If you want to both create a package and upload a tag, run the create-tag task right after the packages task:

[...env variables...] make packages create-tag

Updating Icons

The icons used for the system tray are stored in src/github/getlantern/lantern/icons. To apply changes to the icons, make your updates in the icons folder and then run make update-icons.

Continuous Integration with Travis CI

Continuous builds are run on Travis CI. These builds use the .travis.yml configuration. The unit tests require an envvars.bash to be populated with credentials for cloudflare. The original envvars.bash is available here. An encrypted version is checked in as envvars.bash.enc, which was encrypted per the instructions here.

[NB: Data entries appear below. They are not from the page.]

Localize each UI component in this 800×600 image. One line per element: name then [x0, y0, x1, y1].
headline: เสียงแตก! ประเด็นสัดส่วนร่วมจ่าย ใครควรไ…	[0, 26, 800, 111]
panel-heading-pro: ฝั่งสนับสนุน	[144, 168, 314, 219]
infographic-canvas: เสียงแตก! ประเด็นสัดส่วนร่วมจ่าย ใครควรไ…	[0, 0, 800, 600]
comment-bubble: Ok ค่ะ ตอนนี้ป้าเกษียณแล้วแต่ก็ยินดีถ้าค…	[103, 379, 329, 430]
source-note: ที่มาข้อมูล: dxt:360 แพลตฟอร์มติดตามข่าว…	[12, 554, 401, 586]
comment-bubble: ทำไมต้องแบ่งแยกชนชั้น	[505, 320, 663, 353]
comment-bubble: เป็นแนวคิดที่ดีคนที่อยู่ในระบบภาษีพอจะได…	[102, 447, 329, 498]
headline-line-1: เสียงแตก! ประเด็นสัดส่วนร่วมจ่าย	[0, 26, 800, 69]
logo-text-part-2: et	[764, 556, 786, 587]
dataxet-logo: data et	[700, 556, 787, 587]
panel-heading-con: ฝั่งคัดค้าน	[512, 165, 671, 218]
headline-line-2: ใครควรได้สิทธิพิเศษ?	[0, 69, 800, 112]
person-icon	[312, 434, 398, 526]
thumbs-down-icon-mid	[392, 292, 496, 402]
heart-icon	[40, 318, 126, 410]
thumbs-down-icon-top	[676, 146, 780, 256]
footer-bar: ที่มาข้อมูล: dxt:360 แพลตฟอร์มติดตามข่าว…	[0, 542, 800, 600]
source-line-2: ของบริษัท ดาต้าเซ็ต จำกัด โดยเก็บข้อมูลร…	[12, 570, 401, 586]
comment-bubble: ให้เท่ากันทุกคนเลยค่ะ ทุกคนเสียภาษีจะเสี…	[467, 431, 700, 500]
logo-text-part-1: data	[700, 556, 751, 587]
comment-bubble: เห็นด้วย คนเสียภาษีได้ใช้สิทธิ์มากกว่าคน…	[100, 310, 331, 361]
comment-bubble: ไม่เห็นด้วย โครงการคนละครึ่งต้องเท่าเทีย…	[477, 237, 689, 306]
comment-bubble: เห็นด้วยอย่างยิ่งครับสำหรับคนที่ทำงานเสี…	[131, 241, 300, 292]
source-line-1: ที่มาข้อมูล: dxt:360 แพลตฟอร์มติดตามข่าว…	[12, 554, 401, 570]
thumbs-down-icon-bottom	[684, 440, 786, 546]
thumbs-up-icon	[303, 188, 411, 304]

Documentation for developers


Please, go to README-dev for an in-depth explanation of the Lantern internals and cloud services.

Contributing changes

Lantern is a gost project that provides repeatable builds and consolidated pull requests for lantern.

Go code in Lantern must pass several tests:

You can find a generic git-hook file, which can be used as a pre-push (or pre-commit) hook to automatically ensure these tests are passed before committing any code. Only Go packages in src/ will be tested, and only those that have changes in them.

Install by copying it into the local .git/hooks/ directory, with the pre-push file name if you want to run it before pushing. Alternatively, you can name it pre-commit to run it before each commit..

Important notice

If you must commit without running the hooks, you can run git with the --no-verify flag.